This week saw huge layoffs from Uber, Airbnb, and Juul. These 3 layoffs rank among the top 10 biggest in tech since the coronavirus was declared a pandemic.
🏢 Uber ∙ 🌎 SF Bay Area ∙ 👩3,700 employees (14%) ∙ 🔗Source
- Ridesharing service Uber laid off 3,700 employees from its customer support and recruiting teams. The CEO’s letter to staff strongly hints that more cuts are coming in the next two weeks, including in engineering and product. As many as 5,400 employees are expected to ultimately be laid off.
🏢 Juul ∙ 🌎 SF Bay Area ∙ 👩900 employees (30%) ∙ 🔗Source
- A maker of e-cigarettes, Juul has been mired in controversy over its role in the rise of underage vaping. Its layoff is unrelated to the coronavirus. Juul is also planning to move its headquarters from San Francisco to Washington D.C., partially because its products are now banned in SF.
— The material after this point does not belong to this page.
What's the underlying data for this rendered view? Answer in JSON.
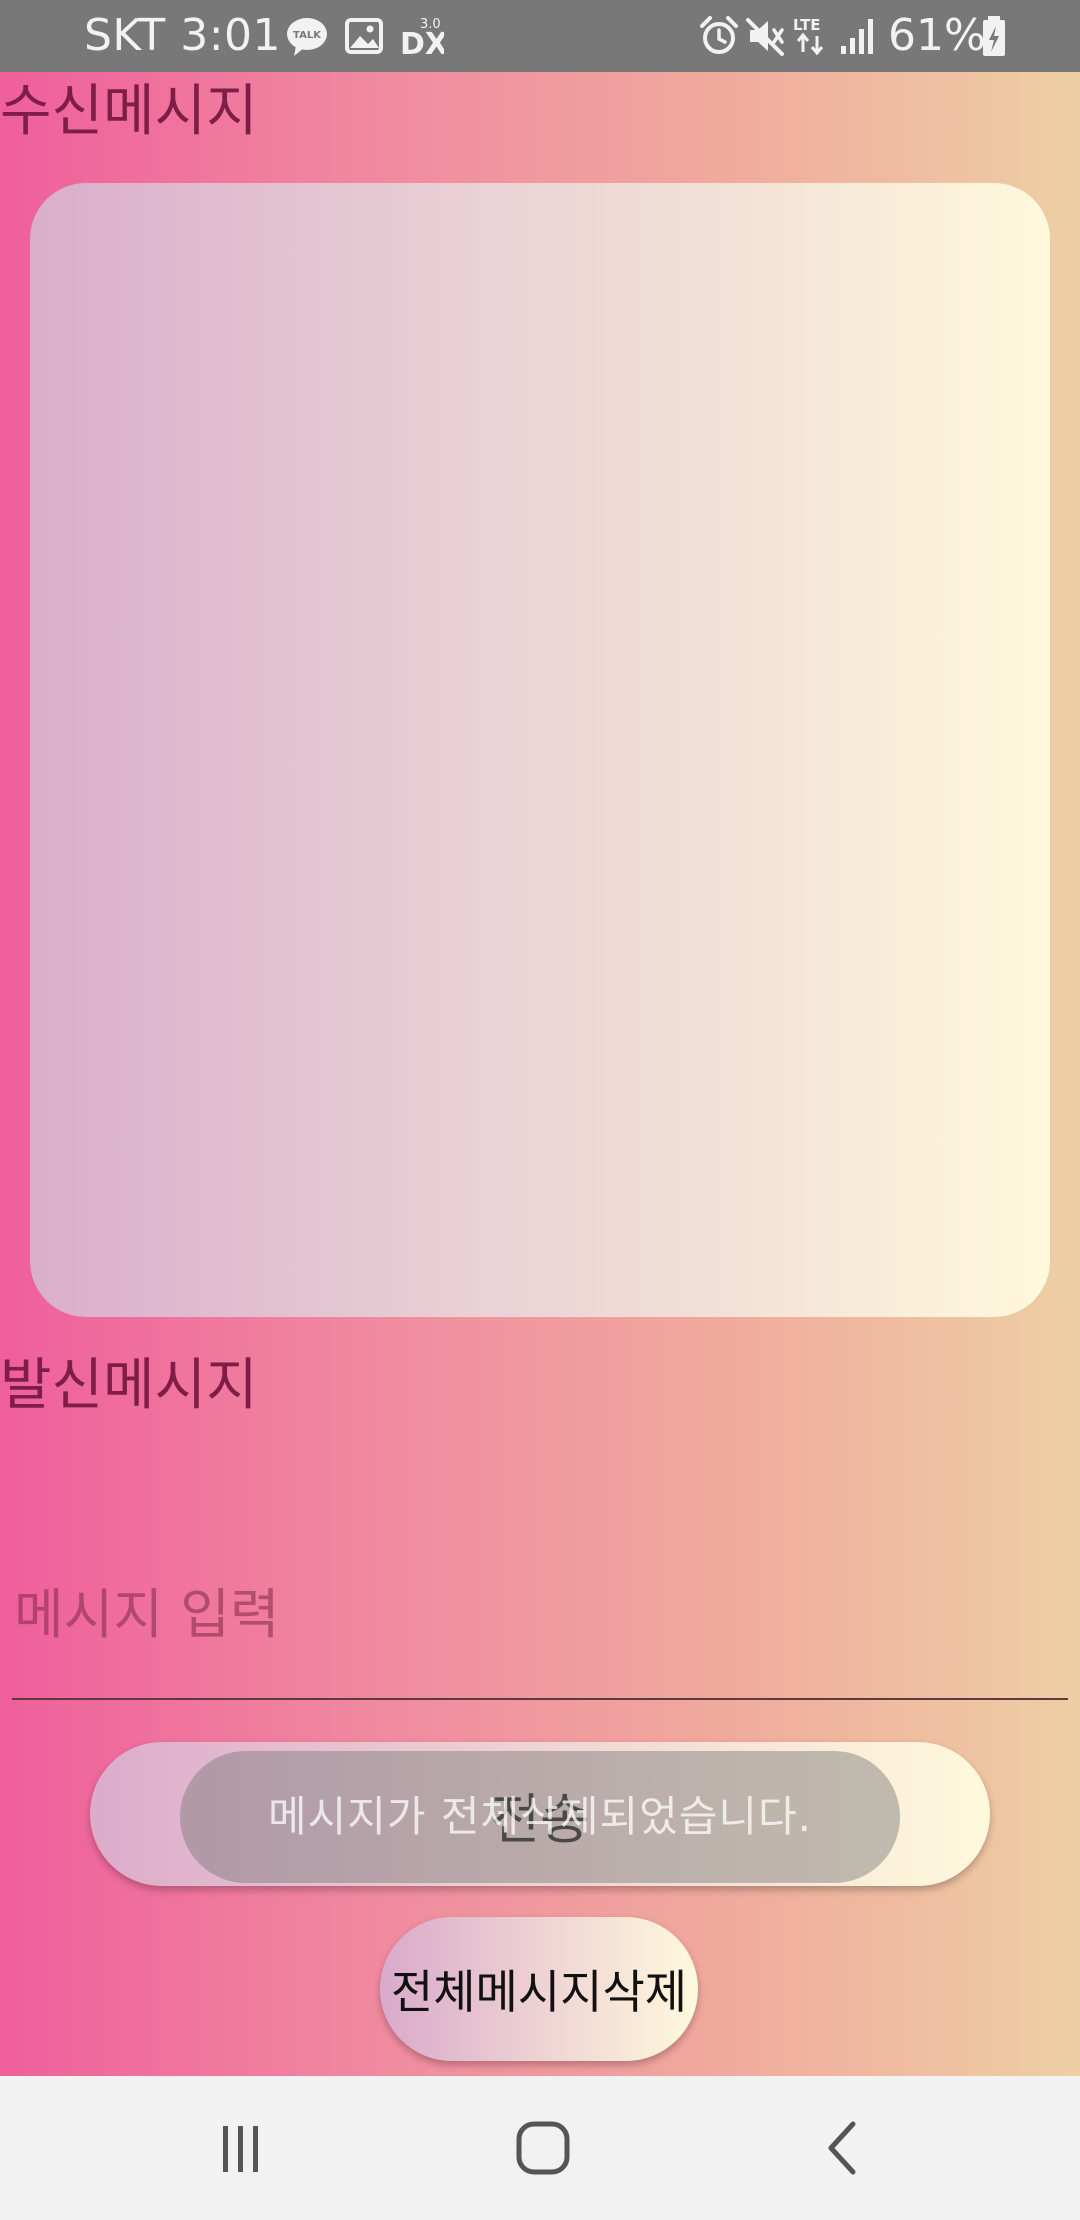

🏢 CureFit ∙ 🌎 Bengaluru ∙ 👩 800 employees (16%) ∙ 🔗Source
- An India-based fitness startup, CureFit also permanently closed a number of its gyms. The coronavirus lockdown has crushed fitness companies, including U.S.-based ClassPass (53% of team laid off or furloughed) and Brazil-based Gympass (467 employees laid off).
🏢 Careem ∙ 🌎 Dubai ∙ 👩 536 employees (31%) ∙ 🔗Source
- A ridesharing service acquired by Uber last year, Careem was one of the Middle East’s biggest startups. However, its business has dropped 80% post-coronavirus. Laid-off employees will receive at least 3 months of severance, 1 month of equity vesting, and extended visa and health insurance through 2020.
🏢 Namely ∙ 🌎 New York City ∙ 👩 160 employees (40%) ∙ 🔗Source
- A maker of HR and payroll software, Namely noted that its SMB customers have been downsizing as a result of the pandemic. This has led to lower revenue for Namely, which makes money in part via a per-employee monthly fee.
🏢 Kayak / OpenTable ∙ 🌎 Stamford ∙ 👩 160 employees (8%) ∙ 🔗Source
- Kayak and OpenTable, both subsidiaries of Booking Holdings Inc., laid off 160 employees and furloughed another 240 employees. The company’s revenue has “dropped tremendously from the COVID-19 crisis.”
🏢 Oyo ∙ 🌎 London ∙ 👩 150 employees ∙ 🔗Source
- The self-proclaimed “world’s fastest growing hotel chain,” India-based Oyo plans to lay off 150-200 of its 300 employees in the UK. Oyo has already let go or furloughed thousands of employees globally in recent months. Its occupancy rate and revenue have dropped by over 50-60% since earlier this year.
🏢 Andela ∙ 🌎 New York City ∙ 👩 135 employees (10%) ∙ 🔗Source
- An Africa-focused startup that provides “engineering as a service,” Andela expects a decline in customers due to the economic downturn. The company is also shifting its strategy from acting as a talent accelerator to serving as a talent outsourcing firm. No engineers were part of the layoff.
🏢 Care.com ∙ 🌎Boston ∙ 👩 81 employees ∙ 🔗Source
- An online marketplace of caregivers, Care.com said its layoff was not related to the coronavirus. Rather, the cuts are the result of Care.com’s acquisition by IAC in February.
🏢 Stack Overflow ∙ 🌎 New York City ∙ 👩 40 employees (15%) ∙ 🔗Source
- A popular Q&A site for engineers, Stack Overflow has been hardest hit in its Talent business, which helps companies recruit and hire developers. Most of the affected employees were furloughed, though some were permanently laid off.
🏢 TheSkimm ∙ 🌎 New York City ∙ 👩 26 employees (20%) ∙ 🔗Source
- A media startup targeted towards millennial women, TheSkimm is offering laid-off employees at least one month of severance and health insurance through July. Digital media companies have suffered declining revenue as brands pull back on advertising during the economic slowdown.